In the Netherlands, a group of academics have called for the “reduction of consumption and travel, with a drastic shift from luxury and wasteful consumption and travel to basic, necessary, sustainable and satisfying consumption and travel” to be the explicit aims of a post-COVID economic recovery.

These calls should be instructive here in Canada, where conspicuous consumption has evolved into a lifelong practice. While we’re still working toward structural political change, here is a moment to view consumerism as capitalism’s keystone, and to explicitly challenge the practice.

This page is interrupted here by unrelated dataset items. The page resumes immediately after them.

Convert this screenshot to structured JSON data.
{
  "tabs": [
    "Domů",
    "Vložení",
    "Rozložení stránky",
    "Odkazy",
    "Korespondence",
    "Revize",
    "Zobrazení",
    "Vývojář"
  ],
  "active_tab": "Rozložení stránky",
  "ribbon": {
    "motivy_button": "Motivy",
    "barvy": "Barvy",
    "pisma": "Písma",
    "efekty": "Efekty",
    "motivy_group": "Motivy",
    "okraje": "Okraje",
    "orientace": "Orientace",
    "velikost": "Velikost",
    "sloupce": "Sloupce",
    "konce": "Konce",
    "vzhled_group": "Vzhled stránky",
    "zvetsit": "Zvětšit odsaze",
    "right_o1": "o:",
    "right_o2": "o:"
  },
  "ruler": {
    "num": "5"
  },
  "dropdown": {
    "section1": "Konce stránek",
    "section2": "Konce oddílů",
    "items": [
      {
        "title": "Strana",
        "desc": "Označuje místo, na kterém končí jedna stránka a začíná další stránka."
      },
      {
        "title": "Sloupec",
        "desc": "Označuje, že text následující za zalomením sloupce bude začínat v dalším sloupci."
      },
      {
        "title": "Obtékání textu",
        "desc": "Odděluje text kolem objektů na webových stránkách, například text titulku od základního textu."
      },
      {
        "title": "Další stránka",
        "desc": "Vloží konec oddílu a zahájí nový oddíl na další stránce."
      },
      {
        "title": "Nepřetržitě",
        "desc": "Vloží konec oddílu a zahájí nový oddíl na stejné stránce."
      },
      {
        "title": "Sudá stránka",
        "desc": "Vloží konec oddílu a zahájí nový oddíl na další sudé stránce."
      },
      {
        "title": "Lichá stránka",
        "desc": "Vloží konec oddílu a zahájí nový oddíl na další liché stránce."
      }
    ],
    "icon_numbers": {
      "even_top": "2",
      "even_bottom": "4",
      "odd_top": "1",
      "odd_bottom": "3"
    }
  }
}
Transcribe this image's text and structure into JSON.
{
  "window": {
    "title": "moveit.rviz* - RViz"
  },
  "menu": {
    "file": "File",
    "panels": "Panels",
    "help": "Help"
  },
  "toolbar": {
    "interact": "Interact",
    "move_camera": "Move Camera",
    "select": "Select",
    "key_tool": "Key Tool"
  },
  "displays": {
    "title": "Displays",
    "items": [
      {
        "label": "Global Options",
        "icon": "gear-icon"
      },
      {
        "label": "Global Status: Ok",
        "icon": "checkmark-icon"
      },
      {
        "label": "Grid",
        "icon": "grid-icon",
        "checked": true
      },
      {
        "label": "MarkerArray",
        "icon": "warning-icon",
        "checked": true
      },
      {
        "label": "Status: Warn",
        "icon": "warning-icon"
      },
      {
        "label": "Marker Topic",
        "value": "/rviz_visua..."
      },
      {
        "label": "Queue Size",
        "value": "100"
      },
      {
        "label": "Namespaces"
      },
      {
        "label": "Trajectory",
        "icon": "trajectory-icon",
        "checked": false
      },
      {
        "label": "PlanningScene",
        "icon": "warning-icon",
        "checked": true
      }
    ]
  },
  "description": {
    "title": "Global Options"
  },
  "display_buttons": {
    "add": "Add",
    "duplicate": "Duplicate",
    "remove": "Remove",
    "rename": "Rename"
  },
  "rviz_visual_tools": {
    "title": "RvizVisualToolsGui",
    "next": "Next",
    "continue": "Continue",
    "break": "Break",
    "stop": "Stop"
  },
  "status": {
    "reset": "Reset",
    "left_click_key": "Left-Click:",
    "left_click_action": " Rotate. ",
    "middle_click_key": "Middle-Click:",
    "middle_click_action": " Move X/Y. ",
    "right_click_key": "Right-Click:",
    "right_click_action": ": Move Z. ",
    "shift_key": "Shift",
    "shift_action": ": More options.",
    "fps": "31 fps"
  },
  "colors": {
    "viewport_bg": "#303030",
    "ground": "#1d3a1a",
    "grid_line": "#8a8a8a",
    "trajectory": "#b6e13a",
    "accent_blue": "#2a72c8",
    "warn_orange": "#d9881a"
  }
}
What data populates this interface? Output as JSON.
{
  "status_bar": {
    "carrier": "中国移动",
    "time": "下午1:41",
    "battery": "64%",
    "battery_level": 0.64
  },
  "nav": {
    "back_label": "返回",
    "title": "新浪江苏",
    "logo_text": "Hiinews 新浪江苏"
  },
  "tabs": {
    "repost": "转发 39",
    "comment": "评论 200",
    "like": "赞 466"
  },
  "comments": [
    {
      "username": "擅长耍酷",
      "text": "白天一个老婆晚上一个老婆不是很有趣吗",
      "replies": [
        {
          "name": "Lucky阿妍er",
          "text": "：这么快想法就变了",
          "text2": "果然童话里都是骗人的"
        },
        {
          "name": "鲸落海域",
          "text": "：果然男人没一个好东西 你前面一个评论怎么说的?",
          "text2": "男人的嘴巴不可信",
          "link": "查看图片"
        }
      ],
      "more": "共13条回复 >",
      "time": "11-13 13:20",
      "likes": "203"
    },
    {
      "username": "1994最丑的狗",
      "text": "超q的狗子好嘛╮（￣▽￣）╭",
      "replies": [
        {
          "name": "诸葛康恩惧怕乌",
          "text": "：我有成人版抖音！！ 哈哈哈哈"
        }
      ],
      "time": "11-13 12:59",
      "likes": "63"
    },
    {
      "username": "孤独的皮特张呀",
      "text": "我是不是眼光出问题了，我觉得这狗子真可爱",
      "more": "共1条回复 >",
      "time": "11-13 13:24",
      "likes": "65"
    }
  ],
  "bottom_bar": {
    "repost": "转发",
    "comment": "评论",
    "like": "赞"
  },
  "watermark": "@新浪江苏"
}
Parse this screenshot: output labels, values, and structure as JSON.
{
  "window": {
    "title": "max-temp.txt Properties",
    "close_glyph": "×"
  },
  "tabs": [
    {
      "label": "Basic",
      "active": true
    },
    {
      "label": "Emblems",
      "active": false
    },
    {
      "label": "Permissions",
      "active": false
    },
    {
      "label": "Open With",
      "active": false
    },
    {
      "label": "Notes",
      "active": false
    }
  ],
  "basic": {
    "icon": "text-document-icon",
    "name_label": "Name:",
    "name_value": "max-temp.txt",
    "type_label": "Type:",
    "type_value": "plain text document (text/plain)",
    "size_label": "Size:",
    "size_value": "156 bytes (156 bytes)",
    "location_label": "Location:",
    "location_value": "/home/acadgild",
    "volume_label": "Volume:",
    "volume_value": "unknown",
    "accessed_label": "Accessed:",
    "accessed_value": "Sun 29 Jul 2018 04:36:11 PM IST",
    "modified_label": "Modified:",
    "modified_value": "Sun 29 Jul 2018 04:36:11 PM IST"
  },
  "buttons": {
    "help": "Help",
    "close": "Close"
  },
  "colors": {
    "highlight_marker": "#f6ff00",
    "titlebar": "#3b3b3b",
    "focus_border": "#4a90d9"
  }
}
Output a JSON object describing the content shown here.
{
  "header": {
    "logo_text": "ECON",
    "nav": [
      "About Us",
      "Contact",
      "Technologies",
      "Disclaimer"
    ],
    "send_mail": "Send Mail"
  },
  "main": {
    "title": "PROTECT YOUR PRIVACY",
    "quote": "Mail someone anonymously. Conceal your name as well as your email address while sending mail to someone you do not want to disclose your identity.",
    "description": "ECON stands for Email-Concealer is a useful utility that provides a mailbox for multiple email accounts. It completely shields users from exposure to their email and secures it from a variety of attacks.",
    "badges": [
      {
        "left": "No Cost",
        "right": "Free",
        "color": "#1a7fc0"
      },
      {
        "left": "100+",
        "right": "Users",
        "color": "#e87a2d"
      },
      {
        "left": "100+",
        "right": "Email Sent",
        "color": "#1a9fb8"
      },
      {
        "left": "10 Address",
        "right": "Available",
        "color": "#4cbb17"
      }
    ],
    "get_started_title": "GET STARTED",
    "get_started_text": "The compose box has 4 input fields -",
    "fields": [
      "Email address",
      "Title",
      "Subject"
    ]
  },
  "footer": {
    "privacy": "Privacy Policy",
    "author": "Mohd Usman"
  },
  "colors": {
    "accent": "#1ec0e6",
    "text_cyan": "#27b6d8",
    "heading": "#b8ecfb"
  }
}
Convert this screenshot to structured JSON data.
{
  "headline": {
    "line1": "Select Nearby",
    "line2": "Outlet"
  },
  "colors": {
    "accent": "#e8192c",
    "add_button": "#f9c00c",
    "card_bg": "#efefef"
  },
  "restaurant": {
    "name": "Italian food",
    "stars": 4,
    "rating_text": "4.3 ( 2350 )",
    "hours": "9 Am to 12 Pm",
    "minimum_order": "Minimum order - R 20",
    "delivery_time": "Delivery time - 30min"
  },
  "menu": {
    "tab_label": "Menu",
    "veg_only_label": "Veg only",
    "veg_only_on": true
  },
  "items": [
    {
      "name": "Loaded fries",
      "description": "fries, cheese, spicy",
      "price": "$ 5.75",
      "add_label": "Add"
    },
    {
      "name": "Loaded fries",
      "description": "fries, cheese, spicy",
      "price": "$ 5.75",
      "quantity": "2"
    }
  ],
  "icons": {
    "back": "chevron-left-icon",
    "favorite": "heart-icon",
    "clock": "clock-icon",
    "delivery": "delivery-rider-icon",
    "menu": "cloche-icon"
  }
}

A push led by public officials to get Canadians out there spending to drive the economic recovery is coming. Late last month, for example, Ontario Premier Doug Ford tweeted, “Small businesses are living proof that Ontario is a place to grow and achieve big dreams. Shop local, shop safe and shop with confidence in Ontario, by Ontario.”

These messages promote consumerism as a blunt instrument, without distinction between consumption that is sustainable and fair or thoughtless. They should be resisted.

If we’re all going to be forced into a viral economy well before a vaccine is available, and without adequate protection against the pandemic, it should be one we choose — one that’s safer, keeps money in the community and offers a modicum of respite to consumerism’s tired, drawn-down subjects.